Arman menghela napas panjang, lalu menggenggam tangan Rima. "Rima, kenalkan. Dia Siska... istri abang juga. Kami menikah dua hari yang lalu."
Kata-kata itu membuat dunia Rima terasa runtuh. Ia terhuyung mundur, menatap suaminya dengan air mata yang mengalir deras.
"Tidak mungkin! Abang bohong, kan? Kenapa abang tega melakukan ini?!" teriaknya histeris.
Arman mencoba menjelaskan, tetapi Rima sudah tidak mendengar apa-apa lagi. Ia merasakan seluruh tubuhnya bergetar, seolah jiwanya hancur berkeping-keping. Dengan suara yang lirih namun penuh luka, ia berkata, "Pergi kalian berdua! Aku tidak akan pernah mau dimadu. Lebih baik aku hidup sendiri bersama anak-anakku daripada harus menerima ini!"

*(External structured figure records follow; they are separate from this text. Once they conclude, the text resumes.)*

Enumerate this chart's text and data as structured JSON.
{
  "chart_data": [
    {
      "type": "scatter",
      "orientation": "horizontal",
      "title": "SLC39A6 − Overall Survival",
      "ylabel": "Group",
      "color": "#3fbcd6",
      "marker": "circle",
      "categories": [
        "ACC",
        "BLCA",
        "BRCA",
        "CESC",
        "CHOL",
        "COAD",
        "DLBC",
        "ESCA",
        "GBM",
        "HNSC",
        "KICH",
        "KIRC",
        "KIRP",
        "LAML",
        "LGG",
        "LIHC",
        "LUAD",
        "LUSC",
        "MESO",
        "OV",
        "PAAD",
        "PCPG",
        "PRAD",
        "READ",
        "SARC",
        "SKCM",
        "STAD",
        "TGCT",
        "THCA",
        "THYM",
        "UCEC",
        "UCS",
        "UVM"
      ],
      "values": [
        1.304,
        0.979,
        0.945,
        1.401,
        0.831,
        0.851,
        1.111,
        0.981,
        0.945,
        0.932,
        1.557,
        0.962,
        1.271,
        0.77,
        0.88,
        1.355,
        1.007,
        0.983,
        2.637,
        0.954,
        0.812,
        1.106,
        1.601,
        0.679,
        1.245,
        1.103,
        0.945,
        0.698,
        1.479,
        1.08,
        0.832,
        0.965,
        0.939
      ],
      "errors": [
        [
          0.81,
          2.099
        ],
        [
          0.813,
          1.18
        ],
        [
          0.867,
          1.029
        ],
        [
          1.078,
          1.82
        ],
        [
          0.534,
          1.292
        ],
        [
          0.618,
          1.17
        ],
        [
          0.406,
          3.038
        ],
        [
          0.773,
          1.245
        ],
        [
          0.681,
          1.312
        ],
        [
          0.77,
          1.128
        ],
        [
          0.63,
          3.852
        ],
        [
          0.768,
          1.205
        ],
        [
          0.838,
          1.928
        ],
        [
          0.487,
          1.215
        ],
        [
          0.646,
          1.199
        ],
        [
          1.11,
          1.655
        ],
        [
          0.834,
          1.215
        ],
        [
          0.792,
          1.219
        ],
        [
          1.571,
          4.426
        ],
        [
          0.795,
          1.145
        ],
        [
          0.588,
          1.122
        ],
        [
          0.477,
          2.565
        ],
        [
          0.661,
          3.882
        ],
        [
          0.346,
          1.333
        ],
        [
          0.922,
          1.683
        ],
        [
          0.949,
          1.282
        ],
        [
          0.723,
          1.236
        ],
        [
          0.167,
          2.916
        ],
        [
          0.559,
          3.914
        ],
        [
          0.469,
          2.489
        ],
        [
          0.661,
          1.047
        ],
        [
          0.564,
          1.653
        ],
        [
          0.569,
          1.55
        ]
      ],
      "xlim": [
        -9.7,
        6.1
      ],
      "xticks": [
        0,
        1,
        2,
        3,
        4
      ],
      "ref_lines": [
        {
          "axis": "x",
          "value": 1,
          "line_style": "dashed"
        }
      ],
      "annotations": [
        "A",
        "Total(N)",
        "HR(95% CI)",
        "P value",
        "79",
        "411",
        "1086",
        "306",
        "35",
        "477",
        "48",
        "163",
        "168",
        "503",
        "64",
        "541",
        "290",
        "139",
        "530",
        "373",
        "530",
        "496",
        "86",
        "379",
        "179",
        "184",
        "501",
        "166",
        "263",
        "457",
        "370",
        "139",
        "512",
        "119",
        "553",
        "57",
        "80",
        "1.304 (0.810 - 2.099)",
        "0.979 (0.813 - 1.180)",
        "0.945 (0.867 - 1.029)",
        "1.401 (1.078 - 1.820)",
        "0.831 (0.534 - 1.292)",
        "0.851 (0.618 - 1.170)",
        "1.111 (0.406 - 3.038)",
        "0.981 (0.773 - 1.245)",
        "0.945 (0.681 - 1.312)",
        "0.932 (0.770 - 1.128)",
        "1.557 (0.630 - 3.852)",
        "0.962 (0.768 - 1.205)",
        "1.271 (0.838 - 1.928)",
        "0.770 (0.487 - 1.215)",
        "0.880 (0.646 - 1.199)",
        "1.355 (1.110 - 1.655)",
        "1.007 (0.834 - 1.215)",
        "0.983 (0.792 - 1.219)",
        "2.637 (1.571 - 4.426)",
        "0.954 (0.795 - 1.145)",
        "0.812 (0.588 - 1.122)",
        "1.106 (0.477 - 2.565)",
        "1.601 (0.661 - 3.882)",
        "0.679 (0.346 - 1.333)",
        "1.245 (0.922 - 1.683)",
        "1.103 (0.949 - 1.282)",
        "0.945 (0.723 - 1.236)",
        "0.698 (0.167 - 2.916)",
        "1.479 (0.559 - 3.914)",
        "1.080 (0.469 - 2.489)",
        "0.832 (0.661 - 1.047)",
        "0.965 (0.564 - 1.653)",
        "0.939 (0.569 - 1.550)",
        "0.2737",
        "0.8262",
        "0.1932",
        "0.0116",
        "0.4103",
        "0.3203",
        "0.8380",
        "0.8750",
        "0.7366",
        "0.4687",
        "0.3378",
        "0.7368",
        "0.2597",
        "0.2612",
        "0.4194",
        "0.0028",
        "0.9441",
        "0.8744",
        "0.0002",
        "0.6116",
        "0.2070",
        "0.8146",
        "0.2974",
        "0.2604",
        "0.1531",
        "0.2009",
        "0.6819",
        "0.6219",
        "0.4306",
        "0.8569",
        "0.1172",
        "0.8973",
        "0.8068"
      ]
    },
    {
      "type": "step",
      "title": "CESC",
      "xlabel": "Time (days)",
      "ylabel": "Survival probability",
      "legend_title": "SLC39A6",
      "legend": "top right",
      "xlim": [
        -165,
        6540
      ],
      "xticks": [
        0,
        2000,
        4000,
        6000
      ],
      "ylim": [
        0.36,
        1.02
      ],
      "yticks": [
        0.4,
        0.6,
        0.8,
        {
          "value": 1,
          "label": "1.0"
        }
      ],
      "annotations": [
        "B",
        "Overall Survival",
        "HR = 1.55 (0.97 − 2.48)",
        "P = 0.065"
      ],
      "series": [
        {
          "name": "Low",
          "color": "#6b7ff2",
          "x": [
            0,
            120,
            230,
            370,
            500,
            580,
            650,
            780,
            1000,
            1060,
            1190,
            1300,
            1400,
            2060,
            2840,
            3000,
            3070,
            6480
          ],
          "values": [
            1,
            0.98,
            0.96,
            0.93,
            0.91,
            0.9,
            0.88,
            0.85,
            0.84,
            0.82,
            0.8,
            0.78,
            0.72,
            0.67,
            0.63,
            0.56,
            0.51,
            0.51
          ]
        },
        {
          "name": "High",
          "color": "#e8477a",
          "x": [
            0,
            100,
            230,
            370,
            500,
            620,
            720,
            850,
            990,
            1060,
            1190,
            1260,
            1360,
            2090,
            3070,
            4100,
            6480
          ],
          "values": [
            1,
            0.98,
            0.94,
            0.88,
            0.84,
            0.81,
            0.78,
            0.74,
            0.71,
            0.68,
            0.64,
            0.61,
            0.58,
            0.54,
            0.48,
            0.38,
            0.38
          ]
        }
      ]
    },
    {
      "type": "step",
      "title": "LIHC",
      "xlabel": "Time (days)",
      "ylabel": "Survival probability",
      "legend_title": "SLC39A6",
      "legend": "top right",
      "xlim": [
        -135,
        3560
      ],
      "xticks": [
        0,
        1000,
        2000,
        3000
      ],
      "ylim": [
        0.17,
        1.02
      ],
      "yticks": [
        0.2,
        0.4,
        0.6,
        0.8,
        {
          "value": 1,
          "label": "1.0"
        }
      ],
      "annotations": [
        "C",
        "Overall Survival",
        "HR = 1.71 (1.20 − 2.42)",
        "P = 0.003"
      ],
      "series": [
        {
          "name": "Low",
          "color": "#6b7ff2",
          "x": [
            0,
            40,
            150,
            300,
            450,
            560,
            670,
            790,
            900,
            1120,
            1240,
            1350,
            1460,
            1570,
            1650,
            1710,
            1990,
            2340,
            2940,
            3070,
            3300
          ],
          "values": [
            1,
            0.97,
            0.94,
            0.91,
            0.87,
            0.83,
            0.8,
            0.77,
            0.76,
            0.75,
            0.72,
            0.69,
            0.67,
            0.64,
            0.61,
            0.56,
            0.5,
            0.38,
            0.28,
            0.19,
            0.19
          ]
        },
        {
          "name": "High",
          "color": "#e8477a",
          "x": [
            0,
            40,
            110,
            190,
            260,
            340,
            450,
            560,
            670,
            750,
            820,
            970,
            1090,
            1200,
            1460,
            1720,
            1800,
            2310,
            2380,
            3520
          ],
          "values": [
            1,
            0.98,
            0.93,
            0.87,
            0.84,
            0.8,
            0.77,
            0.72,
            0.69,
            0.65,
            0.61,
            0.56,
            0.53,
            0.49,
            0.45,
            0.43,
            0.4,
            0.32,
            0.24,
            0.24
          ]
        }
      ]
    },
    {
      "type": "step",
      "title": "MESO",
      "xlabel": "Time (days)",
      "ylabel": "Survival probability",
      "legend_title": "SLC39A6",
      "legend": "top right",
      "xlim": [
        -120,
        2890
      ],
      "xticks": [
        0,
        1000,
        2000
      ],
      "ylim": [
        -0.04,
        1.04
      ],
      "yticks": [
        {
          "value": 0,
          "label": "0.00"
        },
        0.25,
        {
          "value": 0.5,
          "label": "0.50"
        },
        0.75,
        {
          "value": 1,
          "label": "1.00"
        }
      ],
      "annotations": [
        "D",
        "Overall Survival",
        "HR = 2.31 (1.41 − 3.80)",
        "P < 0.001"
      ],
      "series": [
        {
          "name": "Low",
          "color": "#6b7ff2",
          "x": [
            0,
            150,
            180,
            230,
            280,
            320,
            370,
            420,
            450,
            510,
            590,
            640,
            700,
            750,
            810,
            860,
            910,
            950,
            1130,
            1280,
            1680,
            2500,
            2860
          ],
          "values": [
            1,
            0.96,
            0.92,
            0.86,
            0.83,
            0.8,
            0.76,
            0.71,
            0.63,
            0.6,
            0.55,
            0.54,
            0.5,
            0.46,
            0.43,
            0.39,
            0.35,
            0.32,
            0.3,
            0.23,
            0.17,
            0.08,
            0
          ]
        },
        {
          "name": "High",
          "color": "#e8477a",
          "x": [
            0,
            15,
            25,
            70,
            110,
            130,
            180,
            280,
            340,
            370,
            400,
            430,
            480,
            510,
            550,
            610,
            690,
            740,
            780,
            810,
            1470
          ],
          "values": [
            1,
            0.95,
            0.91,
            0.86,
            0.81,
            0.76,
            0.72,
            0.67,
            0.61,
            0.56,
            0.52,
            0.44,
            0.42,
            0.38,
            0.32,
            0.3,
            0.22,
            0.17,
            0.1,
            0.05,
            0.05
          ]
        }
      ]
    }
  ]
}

Tiga bulan setelah perceraian itu, Rima berjuang untuk bangkit. Ia bekerja di sebuah bank swasta untuk menghidupi kedua anaknya. Setiap hari terasa melelahkan, tetapi ia menemukan kekuatan dalam senyum anak-anaknya.

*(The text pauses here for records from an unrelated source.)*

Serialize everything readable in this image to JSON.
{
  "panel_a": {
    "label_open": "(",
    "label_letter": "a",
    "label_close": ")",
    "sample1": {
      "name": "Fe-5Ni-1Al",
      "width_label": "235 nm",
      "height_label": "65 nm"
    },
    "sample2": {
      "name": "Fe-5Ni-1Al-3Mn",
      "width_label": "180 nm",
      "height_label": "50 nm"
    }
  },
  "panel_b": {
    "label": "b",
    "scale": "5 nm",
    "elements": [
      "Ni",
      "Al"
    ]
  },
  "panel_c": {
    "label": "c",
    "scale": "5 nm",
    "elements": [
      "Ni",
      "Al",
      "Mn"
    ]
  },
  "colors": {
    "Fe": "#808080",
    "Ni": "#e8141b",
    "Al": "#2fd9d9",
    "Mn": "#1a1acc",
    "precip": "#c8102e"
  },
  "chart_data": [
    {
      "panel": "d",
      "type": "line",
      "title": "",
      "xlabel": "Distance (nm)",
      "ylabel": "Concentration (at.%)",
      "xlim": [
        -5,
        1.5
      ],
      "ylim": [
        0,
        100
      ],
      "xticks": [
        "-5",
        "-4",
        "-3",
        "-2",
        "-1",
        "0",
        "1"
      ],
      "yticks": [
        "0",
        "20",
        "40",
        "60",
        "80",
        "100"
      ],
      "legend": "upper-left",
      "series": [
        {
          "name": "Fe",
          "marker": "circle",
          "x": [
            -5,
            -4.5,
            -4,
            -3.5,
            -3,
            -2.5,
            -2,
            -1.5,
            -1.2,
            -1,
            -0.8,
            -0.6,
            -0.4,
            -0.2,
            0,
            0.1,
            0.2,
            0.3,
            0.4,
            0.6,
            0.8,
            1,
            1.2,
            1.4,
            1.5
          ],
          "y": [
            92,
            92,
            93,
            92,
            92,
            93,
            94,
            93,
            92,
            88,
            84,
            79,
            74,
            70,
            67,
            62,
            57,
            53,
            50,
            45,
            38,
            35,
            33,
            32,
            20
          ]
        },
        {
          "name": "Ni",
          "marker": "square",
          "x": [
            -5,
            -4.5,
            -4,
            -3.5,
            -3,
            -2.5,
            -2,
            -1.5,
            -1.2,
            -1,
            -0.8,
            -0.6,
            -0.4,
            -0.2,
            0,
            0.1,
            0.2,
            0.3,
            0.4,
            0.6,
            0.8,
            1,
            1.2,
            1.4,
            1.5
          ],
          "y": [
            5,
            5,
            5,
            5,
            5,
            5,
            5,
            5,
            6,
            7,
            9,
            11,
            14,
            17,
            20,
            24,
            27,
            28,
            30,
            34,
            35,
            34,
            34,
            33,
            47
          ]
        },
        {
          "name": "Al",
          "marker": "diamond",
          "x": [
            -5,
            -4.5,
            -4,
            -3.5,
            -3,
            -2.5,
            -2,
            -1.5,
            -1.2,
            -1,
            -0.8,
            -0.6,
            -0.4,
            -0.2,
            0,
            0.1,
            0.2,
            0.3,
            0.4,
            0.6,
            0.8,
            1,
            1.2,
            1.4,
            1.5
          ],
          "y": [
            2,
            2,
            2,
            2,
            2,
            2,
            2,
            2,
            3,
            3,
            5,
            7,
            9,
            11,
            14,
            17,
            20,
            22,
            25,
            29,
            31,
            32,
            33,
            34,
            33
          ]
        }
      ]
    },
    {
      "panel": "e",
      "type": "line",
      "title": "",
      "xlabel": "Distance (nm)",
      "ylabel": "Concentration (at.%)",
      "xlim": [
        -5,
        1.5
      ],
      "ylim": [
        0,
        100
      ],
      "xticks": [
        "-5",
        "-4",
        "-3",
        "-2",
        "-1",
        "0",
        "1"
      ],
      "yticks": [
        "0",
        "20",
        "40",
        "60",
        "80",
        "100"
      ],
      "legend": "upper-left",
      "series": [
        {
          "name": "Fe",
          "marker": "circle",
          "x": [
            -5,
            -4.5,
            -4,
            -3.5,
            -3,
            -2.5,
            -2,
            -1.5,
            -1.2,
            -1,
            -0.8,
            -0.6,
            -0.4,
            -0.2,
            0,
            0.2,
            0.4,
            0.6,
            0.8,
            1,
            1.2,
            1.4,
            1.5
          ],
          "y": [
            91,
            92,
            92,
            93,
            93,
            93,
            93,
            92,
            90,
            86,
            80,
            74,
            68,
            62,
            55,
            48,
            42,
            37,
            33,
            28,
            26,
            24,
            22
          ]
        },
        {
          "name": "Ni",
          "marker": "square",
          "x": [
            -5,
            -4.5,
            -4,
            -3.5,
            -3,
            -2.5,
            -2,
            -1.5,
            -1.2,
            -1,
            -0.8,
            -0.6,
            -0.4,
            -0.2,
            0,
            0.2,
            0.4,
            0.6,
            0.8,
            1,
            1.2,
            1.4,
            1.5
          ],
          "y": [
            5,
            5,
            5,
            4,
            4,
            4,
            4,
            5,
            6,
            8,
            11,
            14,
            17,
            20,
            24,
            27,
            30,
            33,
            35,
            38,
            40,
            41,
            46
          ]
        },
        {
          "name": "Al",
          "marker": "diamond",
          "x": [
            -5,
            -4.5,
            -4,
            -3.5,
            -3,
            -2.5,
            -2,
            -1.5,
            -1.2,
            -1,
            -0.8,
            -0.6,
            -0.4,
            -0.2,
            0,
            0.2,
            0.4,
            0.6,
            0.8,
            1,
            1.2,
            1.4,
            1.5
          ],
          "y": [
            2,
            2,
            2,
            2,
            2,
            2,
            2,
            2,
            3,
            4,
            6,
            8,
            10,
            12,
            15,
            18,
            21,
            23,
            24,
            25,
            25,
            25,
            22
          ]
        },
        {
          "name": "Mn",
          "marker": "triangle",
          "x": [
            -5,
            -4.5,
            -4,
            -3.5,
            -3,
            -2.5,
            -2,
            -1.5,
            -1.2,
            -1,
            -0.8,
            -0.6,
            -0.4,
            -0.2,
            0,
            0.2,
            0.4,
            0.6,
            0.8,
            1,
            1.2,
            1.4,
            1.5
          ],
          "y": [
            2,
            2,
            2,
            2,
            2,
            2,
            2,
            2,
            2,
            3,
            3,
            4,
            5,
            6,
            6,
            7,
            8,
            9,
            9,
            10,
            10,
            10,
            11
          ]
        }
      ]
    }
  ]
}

Meski begitu, luka di hatinya masih menganga. Setiap malam, ia sering menangis dalam diam, merindukan cinta yang dulu ia kira akan abadi.
Di tempat kerjanya, Rima bertemu dengan Radit, seorang pelanggan tetap yang sering datang ke bank. Radit, seorang duda dengan satu anak, mulai menunjukkan perhatian lebih pada Rima. Ia sering mengajak Rima berbicara, mendengarkan keluh kesahnya, dan memberikan motivasi.
"Rima, aku tahu hidup ini tidak adil kadang-kadang. Tapi aku percaya, kamu adalah wanita yang kuat. Kamu layak bahagia," ujar Radit suatu hari.
Kata-kata itu menjadi penghiburan bagi Rima. Perlahan-lahan, ia mulai membuka hatinya, meski masih dipenuhi keraguan.
Di sisi lain, kehidupan rumah tangga Arman dan Siska tidak berjalan mulus. Siska, yang awalnya terlihat bahagia, mulai merasa kesepian karena Arman sering termenung dan melamun. Ia tahu bahwa hati suaminya masih tertinggal pada Rima.
"Bang, apa kamu masih mencintai Rima?" tanya Siska suatu malam.